Westfield Insuranceでは“Total Rewards program”と呼ばれる福利厚生を提供していて、これは単なる“おまけ”ではなく、ワークライフバランス、業務のパフォーマンスとその評価、教育とキャリア開発を包括的に考えて実施されているのだとか。その福利厚生は、社内フィットネスセンター、会社所有のゴルフ場、洗車・ドライクリーニングサービスなど多岐にわたります。まるでホテルのサービスのようでユニークですが、社内フィットネスセンターは心身のリフレッシュ、ゴルフ場はワークライフバランス実現、洗車・ドライクリーニングサービスは時間の有効活用などにつながり、福利厚生の「福利」が持つ「幸福と利益」、「厚生」が持つ「生活を豊かにすること」の真の実現を可能とします。

Westfield Insuranceの“Total Rewards program”には、社員教育、リーダーシップ育成、定期的な労働慣行の見直しなども含まれています。特にリーダーシップ育成に関しては多くの賞を受賞するほどの優良プログラムで、優秀なリーダーの存在が、社員が互いに励まし合い、仲間を思いやり、連帯感を醸成することを可能とします。また、人種や性別、国籍、年齢などを問わずに人材を活用し、多様性(ダイバーシティ)を活かす組織づくりも“Total Rewards program”の一つであり、自分らしさやその存在価値が認められていると自覚することで、組織への帰属意識が高まり、同時に様々な背景を持つ人々との信頼関係構築につながります。

 

優れた従業員体験は必ず従業員エンゲージメント強化につながる!

2年毎にコンサルティング企業に依頼をし、約2300人の従業員を対象に従業員エンゲージメント調査を行っているというWestfield Insurance。そのスコアはとても高く、従業員エンゲージメントの高さが反映されているのが、年間4%という自主離職率。2013年のアメリカでの解雇などを含む全体の離職率は15.1%、自主離職率は10.4%となっていることから、離職率が平均よりも大幅に低いことが分かります。これは従業員エンゲージメントの高さが離職率低下につながっているという良い例です。

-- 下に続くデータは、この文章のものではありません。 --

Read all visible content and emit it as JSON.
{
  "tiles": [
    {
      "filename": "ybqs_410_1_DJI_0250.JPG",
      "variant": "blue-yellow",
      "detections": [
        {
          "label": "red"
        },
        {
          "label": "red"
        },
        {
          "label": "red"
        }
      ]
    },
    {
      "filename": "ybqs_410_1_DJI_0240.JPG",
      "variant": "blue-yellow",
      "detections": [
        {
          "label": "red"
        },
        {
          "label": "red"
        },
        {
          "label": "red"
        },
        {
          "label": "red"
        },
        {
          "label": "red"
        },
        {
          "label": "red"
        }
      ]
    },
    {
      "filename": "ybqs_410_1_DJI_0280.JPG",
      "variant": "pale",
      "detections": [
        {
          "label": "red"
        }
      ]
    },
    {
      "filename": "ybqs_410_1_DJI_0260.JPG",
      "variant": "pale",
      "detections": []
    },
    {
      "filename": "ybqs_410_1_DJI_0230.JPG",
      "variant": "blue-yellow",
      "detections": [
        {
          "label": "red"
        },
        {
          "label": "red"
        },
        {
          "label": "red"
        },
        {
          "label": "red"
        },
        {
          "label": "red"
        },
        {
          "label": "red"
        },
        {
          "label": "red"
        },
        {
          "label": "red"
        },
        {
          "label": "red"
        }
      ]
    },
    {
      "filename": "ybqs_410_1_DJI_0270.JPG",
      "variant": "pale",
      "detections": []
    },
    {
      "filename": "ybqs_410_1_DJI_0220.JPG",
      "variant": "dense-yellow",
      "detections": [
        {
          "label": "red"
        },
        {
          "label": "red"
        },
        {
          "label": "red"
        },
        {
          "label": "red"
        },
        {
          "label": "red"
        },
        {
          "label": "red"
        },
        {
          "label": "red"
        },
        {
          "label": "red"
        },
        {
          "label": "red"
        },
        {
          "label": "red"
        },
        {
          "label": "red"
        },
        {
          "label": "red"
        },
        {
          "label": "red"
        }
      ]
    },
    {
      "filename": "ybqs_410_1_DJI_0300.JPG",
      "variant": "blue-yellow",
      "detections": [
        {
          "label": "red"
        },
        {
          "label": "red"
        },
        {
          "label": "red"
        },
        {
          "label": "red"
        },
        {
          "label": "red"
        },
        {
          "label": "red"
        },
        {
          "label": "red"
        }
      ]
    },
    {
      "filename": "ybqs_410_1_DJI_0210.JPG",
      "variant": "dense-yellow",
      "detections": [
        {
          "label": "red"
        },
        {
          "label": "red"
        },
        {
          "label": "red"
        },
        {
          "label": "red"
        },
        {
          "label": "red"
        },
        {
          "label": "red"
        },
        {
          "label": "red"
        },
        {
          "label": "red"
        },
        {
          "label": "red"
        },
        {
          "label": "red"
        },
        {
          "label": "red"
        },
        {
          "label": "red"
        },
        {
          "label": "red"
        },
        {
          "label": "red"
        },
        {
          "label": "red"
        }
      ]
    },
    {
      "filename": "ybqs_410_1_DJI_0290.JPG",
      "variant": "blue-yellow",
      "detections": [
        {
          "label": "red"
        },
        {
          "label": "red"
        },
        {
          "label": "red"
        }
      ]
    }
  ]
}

それもこれも、従業員のことを考えて作られた“Total Rewards program”があってのこと。Westfield Insuranceでは、企業の成長のためには、従業員が会社とのつながりを感じ、自分の働きが評価されていることを知ることが重要だと考えているそう。こういったビジョンが、「3年くらい働いて様子を見よう」と思われる会社ではなく、「腰を据えてキャリアを築きたい」と思われるような企業作りに反映され、社員の共感を得ています。

Westfield Insuranceを参考に、従業員に愛情と絆を感じて働いてもらうために会社ができること、改めて考えたいですね。